Tuesday, 31 March 2009

Picture this (or don’t)



I’m one of the worst photographers in the world, especially when it comes to beer and brewing. For instance, what can you do with a mash tun that hasn’t been done before, and how do you become a David Bailey to a brewer who is only too eager to get back to what they do best? A lot of the mags I write for (or have written for) ask for photos to accompany the articles — budgets are non existent for snappers, with the writer being next bottom on the food chain. On a press trip, the digital camera is always an essential tool as well as the notebook; on some trips it feels like we’re at a photocall as the brewer is asked to sniff hops, stand by the FV (or even pretend to look into it), lift a glass, sip from the glass or generally act the fool for a bunch of writers who are desperate for a glass of something sustaining. In the course of my work, I sometimes have a snapper in tow (especially if it’s a non-beer feature), but beer writing is very much can-I-take-another-shot and surreptitious glances at the way more superior snappers have framed their shots. Tomorrow I’m off up north on a press trip, in which several breweries and pubs will be visited and no doubt out of 100 photos I have taken, three will be serviceable.
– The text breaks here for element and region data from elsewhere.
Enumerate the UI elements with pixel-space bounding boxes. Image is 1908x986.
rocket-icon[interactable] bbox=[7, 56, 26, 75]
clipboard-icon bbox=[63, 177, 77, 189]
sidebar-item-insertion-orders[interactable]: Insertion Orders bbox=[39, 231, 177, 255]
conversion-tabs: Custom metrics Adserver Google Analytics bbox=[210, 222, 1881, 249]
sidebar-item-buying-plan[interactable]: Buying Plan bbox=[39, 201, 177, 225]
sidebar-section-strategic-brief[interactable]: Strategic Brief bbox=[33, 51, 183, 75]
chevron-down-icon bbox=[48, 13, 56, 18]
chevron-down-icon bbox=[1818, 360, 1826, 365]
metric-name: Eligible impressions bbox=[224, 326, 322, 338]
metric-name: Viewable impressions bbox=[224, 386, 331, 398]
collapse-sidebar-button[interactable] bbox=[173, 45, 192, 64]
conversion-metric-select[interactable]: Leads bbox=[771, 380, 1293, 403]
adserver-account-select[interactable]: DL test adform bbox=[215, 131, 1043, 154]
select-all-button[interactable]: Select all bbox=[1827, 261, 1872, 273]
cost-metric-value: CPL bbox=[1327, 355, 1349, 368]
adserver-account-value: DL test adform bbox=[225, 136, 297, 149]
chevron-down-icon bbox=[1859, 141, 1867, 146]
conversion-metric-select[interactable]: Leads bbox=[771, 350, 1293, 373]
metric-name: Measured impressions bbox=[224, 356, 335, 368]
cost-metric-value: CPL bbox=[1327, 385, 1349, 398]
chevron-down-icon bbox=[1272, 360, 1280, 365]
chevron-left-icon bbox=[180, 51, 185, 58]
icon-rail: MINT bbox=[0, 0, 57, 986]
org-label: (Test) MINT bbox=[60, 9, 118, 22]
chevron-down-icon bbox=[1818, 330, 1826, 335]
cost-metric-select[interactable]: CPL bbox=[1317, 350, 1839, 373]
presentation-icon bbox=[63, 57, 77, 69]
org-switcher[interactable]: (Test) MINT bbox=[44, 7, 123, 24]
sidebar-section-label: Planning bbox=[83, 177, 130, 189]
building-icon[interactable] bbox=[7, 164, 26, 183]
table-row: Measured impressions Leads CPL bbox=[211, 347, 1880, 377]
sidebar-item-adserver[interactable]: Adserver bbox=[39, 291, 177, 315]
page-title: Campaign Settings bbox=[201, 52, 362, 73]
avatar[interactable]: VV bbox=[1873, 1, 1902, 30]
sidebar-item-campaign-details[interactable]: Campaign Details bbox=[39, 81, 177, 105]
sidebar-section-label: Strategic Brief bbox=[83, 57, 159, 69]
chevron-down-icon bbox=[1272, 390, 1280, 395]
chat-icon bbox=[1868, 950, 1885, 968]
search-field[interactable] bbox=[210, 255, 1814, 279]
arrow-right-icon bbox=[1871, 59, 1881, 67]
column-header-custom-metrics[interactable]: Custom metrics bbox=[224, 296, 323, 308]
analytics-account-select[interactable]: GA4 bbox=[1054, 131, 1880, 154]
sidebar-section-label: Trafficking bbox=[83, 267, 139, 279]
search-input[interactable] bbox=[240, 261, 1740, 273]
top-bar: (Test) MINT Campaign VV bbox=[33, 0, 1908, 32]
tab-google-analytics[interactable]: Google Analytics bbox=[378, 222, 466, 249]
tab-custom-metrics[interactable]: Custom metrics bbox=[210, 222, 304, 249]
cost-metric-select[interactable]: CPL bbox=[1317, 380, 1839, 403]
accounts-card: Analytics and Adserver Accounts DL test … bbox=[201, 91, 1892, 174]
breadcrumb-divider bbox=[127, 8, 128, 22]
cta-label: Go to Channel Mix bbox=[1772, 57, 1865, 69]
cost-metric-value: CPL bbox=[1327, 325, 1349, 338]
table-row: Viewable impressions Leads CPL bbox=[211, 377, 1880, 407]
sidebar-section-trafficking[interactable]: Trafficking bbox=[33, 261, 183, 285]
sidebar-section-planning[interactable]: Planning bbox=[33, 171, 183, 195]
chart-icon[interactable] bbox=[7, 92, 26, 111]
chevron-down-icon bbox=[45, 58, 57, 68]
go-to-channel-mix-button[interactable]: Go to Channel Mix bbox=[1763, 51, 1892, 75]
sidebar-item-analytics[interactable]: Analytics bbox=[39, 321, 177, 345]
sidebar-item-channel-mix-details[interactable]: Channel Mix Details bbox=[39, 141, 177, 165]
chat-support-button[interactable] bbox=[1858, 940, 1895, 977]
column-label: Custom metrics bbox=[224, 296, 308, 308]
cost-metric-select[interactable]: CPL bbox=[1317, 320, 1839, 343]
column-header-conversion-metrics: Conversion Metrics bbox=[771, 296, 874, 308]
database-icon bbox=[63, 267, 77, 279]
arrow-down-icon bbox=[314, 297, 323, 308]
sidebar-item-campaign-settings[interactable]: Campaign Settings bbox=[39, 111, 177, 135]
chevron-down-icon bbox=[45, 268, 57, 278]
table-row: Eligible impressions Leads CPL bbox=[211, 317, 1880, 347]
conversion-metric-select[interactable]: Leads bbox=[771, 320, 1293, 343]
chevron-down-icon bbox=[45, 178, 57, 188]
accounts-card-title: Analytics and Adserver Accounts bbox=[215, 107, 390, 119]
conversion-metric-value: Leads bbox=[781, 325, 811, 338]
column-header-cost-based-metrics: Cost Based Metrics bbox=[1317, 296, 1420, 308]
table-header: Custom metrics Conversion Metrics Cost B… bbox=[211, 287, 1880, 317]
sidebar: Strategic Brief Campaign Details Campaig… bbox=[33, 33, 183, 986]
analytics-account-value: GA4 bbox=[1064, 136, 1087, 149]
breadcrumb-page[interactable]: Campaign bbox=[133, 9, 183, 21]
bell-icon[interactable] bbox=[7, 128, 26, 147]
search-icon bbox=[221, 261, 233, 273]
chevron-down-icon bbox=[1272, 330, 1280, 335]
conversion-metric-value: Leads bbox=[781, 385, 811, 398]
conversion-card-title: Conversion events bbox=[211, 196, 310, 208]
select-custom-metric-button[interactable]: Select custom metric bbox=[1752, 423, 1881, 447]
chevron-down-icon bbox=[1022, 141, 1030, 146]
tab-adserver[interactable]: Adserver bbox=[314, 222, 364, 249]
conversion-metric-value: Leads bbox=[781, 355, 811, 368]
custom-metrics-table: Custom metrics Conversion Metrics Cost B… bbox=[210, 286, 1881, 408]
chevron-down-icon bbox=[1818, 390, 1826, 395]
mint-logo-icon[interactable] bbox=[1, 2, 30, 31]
Henri Cartier-Bresson I am not — but here are a couple of pix I am proud of. The top is a bar scene in the Brewery Tap in Cains — one of the guys in the pic wasn’t too happy at being photographed, but was mollified when I said I wasn’t from any official body. Nothing much is happening in the pic, but that’s pub life sometimes. Secondly, this is the bottling line at Jenlain and came about quite by accident, I was being taken round by Raymond Duyck’s father, who spoke no English and I no French. He seemed very proud of his bottling line (as were several of the Northern French brewers I visited). I like the way one pack emerges out of the blur of rushing cases.